Melbourne based biotechnology company Biotempus has made a remarkable discovery: cancer patients’ [both canine and human] immune systems run on a cycle and thus delivering treatment at the wrong times could be reducing the efficacy. Dr Noam Pik, the general manager at ASAP Laboratory, explained they hypothesised that a seven-day cycle was the key to the efficacy of treatment by building on previous medical research.
“This discovery was made by Martin Ashdown while investigating AIDS with mice after noticing some responded better to the same treatment at different times post inoculation,” said Dr Pik. “This lead to the hypothesis that the immune system operates differently in the time domain. That is, at certain times it is more effective at eliminating disease.”
ASAP Laboratory has already had success with a pilot program for canines, where treatment of three dogs saw two favourable responses. Veterinarians measure C-reactive protein cycles in canine cancer patients then administer “Cyclophosphamide as an immunotherapeutic agent using its ability to kill rapidly dividing cells. This timed-approach will be targeting t-regulatory lymphocytes at the exact time they are dividing.”
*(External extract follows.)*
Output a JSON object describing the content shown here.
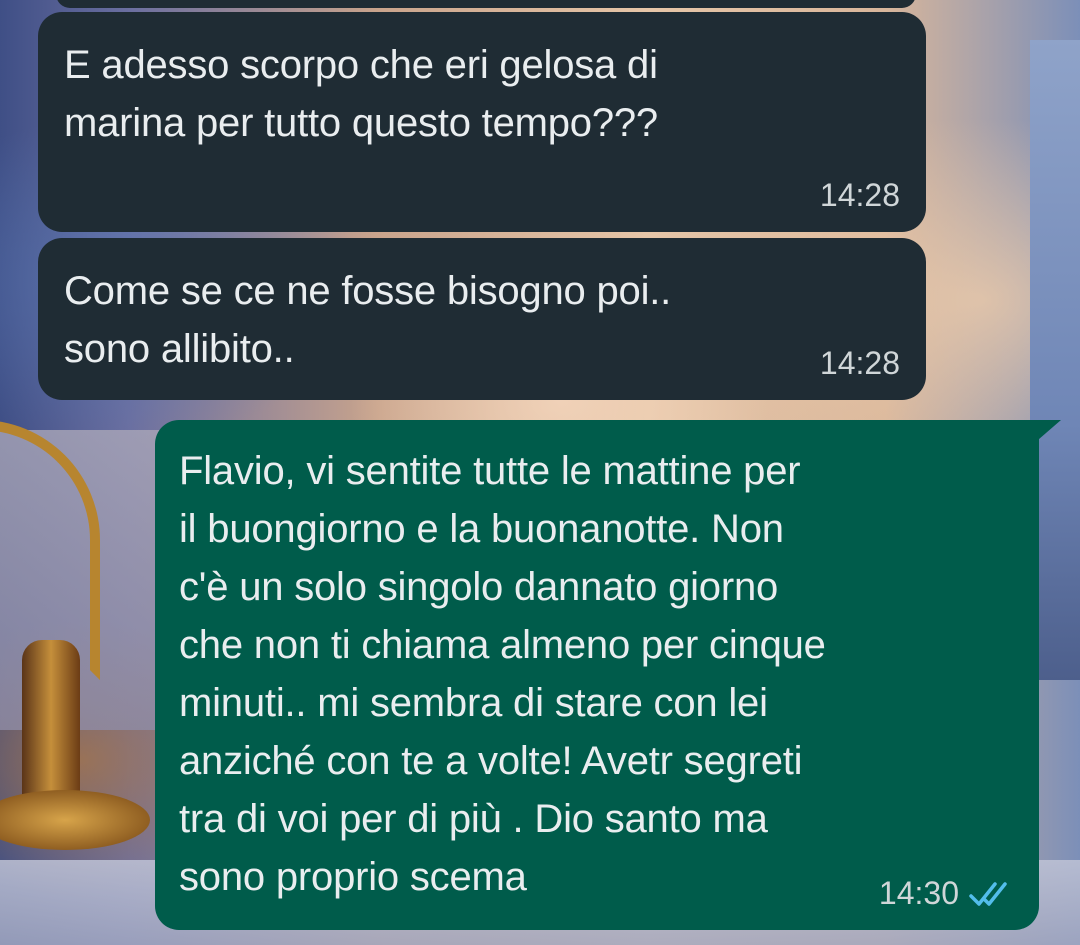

Dr Pik announced that the next clinical trial will be open to vets across Australia. “Veterinarians have a real opportunity here to help support and be involved first hand in cancer research in a meaningful way. We can work with real patients and offer a valid alternative to euthanasia that could make a real deference in terms of patient outcomes, but also in terms of understanding the intricate interaction of cancer and the immune system.
“Most cancer research is done in the laboratory by pharmaceutical companies far removed from our day to day life, offering primary care veterinarians a way to be there at the cutting edge is a wonderful thing for our industry, for our clients, patients and for humanity.”